Is Medicine Becoming Doctor vs. Patient?

 

Patient waiting time is often explained as a story of doctors versus patients. A Kaiser News Article on the PBS page is a good example:

“Dr. Richard J. Baron, president of the American Board of Internal Medicine, said that patients and physicians often wrangle over control of that visit – a “struggle for control” over the allocation of time.”

What is it about the doctor visit that allows it to be portrayed as a zero sum game between doctor and patient?

A similar feeling of competition between doctor and patient is examined by Dr. Abigail Zuger  in a recent New York Times piece  She writes, “Medicine is full of competing agendas. Even at the best of times, the match between the doctor’s and the patient’s is less than perfect, sometimes egregiously so.”

Dr. Zuger makes this point in the context of running late, and how running late affects the practice:

“So when there is enough work to last till midnight, my agenda shifts, and not so subtly. Everyone can tell when I begin to speed. Every visit is pared down to the essentials. All optional and cosmetic issues are postponed, including most toenail problems and all paperwork. Chatting is minimized.”

This is a formula that will lead to doctor burnout and frustrated patients who have been waiting, often for a long time, to see their doctor.

But maybe the doctor vs. patient narrative is really a stand in for something else.  A recent Health Affairs article “The Medical Profession’s Future: A Struggle Between Caring For Patients And Bottom-Line Pressures” speculates on what effect the increased demands on documentation will have the future of the medical profession, a question we addressed in a previous post.  Phillip Miller writesIs this enough to pose a threat to the existence of the medical profession? Not in and of itself. But to the requirements to document quality must be added a cascading number of bureaucratic duties of various types that physicians must perform apart from the clinical services they provide to patients.”

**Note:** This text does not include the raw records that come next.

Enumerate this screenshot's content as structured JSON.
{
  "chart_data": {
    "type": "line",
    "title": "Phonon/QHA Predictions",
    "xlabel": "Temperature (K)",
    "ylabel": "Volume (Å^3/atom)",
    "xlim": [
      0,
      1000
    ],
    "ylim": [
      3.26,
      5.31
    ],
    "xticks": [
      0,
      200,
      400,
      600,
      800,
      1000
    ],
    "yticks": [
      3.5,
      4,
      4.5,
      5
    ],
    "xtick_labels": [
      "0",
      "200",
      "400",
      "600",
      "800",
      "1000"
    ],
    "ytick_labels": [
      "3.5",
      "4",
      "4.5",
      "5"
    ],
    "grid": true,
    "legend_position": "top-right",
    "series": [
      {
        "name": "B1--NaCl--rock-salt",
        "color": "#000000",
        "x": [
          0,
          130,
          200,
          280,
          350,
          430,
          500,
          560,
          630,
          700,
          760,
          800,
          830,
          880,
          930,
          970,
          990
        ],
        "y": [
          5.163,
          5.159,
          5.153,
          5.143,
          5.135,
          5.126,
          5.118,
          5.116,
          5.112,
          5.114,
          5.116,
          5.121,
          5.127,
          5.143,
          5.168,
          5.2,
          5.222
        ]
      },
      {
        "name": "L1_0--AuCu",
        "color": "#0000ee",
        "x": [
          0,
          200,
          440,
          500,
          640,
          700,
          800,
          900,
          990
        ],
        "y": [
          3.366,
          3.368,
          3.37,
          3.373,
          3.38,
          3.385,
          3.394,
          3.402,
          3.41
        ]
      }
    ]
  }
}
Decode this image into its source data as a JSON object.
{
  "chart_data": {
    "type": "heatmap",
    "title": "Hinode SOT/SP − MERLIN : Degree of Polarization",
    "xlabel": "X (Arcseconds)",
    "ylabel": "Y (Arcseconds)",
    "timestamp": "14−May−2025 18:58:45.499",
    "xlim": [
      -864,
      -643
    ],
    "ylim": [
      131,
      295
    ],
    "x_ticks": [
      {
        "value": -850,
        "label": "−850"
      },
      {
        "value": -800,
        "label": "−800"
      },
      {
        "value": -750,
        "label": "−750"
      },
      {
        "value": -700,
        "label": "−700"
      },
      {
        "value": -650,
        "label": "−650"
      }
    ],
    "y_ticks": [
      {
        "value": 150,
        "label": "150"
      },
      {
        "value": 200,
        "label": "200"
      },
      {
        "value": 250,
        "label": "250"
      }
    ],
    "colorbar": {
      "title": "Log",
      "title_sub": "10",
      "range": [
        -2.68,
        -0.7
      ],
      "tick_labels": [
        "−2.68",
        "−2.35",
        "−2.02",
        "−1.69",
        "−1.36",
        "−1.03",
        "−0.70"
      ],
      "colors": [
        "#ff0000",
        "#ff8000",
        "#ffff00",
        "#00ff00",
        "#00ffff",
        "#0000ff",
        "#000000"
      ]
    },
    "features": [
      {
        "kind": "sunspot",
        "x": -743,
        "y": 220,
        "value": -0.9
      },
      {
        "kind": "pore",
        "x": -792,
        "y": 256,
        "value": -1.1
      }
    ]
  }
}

He concludes by rhetorically asking:

“The question is, Will medicine remain a calling with patient care at its heart or become a mere occupation, characterized by bureaucracy and a focus on the bottom line? The former is to be hoped for, but given current trends, the latter should be anticipated.”

Perhaps a greater danger exists in the present moment of reform.  As doctors face frustrations with documentations and new duties, and patients experience their frustrations with ever confusing systems of care, perhaps the animosity toward the system becomes an animosity toward a person.  The abstract anger at a system becomes the concrete anger at that system’s representative in a room- the doctor.

In short there is a danger that the doctor and the patient will represent for each other their fears and frustrations with a system they cannot control.  Perhaps the reason we tell the stories of doctor vs. patient is because they are easier to understand than the complicated stories of health care that dictate the parameters of the doctor patient encounter.

In order for the doctor and patient to see their common interest, they need a perspective that is larger than the day-to-day frustrations in the practice.  This perspective is something that as a union we hope to provide.